Me corresponde un determinado número de latidos, así son las cosas.
Y sabe Dios lo que inventará ese chico la próxima vez.
El Hospital Central era un edificio de trece plantas, construido en 1964. Luego se habían añadido dos alas más. Entrando por la puerta principal se llegaba primero a un ancho mostrador de información arqueado, de madera clara. Junto a información había varios sofás pequeños, tapizados en azul. Allí esperaba la gente, por ejemplo los que acompañaban a alguien a alguna prueba médica o a recibir algún tratamiento. También había una amplia cafetería, un quiosco y una pequeña floristería que vendía ramos ya hechos. En el rincón había una sucursal de la farmacia de la población. El techo alto estaba decorado con un vertiginoso número de bombillas que hacían brillar todas las cosas. Siempre había mucha gente en torno al mostrador de información, un continuo murmullo de voces, tintineos de tazas de café y vasos, y el constante ruido de todos los ascensores que arrancaban y se detenían. A veces sonaba algún teléfono. También se oía el ruido de la puerta doble de entrada, que rugía cuando se abría y se cerraba. En el mostrador de información trabajaban por turnos un total de cuatro personas. Ese día era una de las más mayores, Solveig Groner, la que informaba a la gente.

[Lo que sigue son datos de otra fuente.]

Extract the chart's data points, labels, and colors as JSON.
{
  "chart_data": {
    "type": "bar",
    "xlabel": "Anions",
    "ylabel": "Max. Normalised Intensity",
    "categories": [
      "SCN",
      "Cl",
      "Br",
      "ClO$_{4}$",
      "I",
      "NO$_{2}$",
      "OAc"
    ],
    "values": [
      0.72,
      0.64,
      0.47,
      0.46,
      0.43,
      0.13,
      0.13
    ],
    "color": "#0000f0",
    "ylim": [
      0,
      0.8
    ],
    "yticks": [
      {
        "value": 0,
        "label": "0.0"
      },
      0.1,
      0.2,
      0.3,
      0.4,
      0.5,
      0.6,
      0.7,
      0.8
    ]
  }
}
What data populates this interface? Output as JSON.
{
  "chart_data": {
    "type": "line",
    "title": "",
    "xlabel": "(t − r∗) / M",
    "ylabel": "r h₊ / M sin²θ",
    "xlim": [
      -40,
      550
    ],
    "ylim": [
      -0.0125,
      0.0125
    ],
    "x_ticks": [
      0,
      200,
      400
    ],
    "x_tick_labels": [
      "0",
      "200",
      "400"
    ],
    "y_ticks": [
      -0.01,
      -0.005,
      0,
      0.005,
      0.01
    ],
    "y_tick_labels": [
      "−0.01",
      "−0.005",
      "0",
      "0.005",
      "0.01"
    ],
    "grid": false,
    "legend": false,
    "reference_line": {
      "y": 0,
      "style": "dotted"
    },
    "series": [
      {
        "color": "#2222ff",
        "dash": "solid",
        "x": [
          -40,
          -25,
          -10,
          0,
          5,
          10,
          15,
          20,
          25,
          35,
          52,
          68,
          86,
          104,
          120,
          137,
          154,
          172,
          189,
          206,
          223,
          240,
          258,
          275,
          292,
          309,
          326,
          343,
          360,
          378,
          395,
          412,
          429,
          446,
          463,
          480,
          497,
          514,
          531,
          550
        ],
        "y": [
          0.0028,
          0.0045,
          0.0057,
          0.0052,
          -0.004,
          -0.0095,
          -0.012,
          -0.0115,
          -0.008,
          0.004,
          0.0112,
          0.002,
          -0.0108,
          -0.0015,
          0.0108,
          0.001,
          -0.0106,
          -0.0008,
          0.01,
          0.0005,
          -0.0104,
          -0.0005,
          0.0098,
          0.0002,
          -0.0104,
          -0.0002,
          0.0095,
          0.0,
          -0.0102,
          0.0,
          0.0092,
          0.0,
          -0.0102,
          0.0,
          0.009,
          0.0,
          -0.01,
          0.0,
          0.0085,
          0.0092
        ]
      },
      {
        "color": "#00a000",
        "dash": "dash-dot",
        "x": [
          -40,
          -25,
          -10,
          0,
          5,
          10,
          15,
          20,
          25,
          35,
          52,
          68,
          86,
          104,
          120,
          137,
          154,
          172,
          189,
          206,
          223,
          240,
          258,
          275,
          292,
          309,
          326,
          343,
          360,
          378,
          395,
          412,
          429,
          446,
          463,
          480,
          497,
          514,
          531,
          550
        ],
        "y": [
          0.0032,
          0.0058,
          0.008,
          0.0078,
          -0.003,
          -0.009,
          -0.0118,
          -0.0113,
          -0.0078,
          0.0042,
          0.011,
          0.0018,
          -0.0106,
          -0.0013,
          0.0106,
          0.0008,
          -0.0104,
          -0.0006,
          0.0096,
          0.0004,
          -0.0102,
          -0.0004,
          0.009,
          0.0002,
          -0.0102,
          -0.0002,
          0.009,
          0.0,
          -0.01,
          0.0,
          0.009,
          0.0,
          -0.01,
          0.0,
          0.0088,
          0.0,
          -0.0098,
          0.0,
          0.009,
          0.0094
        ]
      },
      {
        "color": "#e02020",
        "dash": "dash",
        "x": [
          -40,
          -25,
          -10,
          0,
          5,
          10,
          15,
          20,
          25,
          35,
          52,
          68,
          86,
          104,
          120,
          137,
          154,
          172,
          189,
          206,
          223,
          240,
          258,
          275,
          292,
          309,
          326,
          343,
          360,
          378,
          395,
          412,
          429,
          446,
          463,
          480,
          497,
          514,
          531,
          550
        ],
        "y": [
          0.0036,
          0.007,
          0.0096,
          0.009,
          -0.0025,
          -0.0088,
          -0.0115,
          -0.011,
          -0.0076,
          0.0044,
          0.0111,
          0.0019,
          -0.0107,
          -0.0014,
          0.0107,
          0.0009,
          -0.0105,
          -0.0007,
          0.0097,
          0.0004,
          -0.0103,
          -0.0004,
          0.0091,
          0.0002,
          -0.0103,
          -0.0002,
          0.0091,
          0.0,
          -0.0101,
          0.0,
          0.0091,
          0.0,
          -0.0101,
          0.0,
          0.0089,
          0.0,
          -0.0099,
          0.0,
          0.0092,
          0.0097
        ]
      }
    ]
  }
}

Llevaba un rato inmersa en un montón de papeles cuando algo le llamó la atención y le hizo levantar la cabeza. La puerta doble de cristal rugió, y entró a toda prisa una mujer. Estaba exhausta, como si hubiese llegado corriendo desde el aparcamiento. Solveig Groner soltó lo que tenía en las manos. La recién llegada tendría unos cuarenta años. El pelo, negro y abundante, lo llevaba recogido en la nuca. A pesar de la altura de sus tacones, llegó al mostrador en un tiempo récord.
– Evelyn Mold -dijo, sin aliento.
Pronunció este nombre, «Evelyn Mold», con una especie de expectación. Como si una serie de cosas fueran a suceder entonces y Solveig Groner tuviera que darse cuenta enseguida. Debería acudir gente a toda prisa, y deberían sonar las campanas. Pero nada de eso ocurrió. La mujer puso las manos en el mostrador, blancas en contraste con la madera clara. Tiró una caja de clips, pero hizo como si nada y esperó.
– Evelyn Mold -repitió, un poco más alto esta vez.
Solveig Groner mantuvo la calma. Durante sus muchos años de servicio en el hospital había visto casi de todo, y además era importante no equivocarse en ese edificio lleno de enfermedad y muerte.
– ¿Mold? -preguntó amablemente-. ¿Ha venido usted a visitar a alguien con ese nombre?
La mujer asintió. Se tocó la garganta con una mano. Sus mejillas ya no estaban enrojecidas, pues estaba a punto de quedarse pálida.
– Soy yo -respiró-. Evelyn Mold soy yo.
Solveig Groner no entendía muy bien lo que la mujer quería. Se inclinó hacia ella y bajó la voz, porque se dio cuenta de que algunos de los que estaban sentados esperando en el sofá azul observaban lo que sucedía. La discreción era importante. Era algo que ella siempre tomaba muy en serio.
– ¿En qué puedo ayudarla? -preguntó amablemente.
– Me han llamado ustedes -dijo Evelyn Mold-. ¡Me han llamado para que viniera! Y aquí estoy. ¡Ayúdenme pues! ¡Ayúdenme!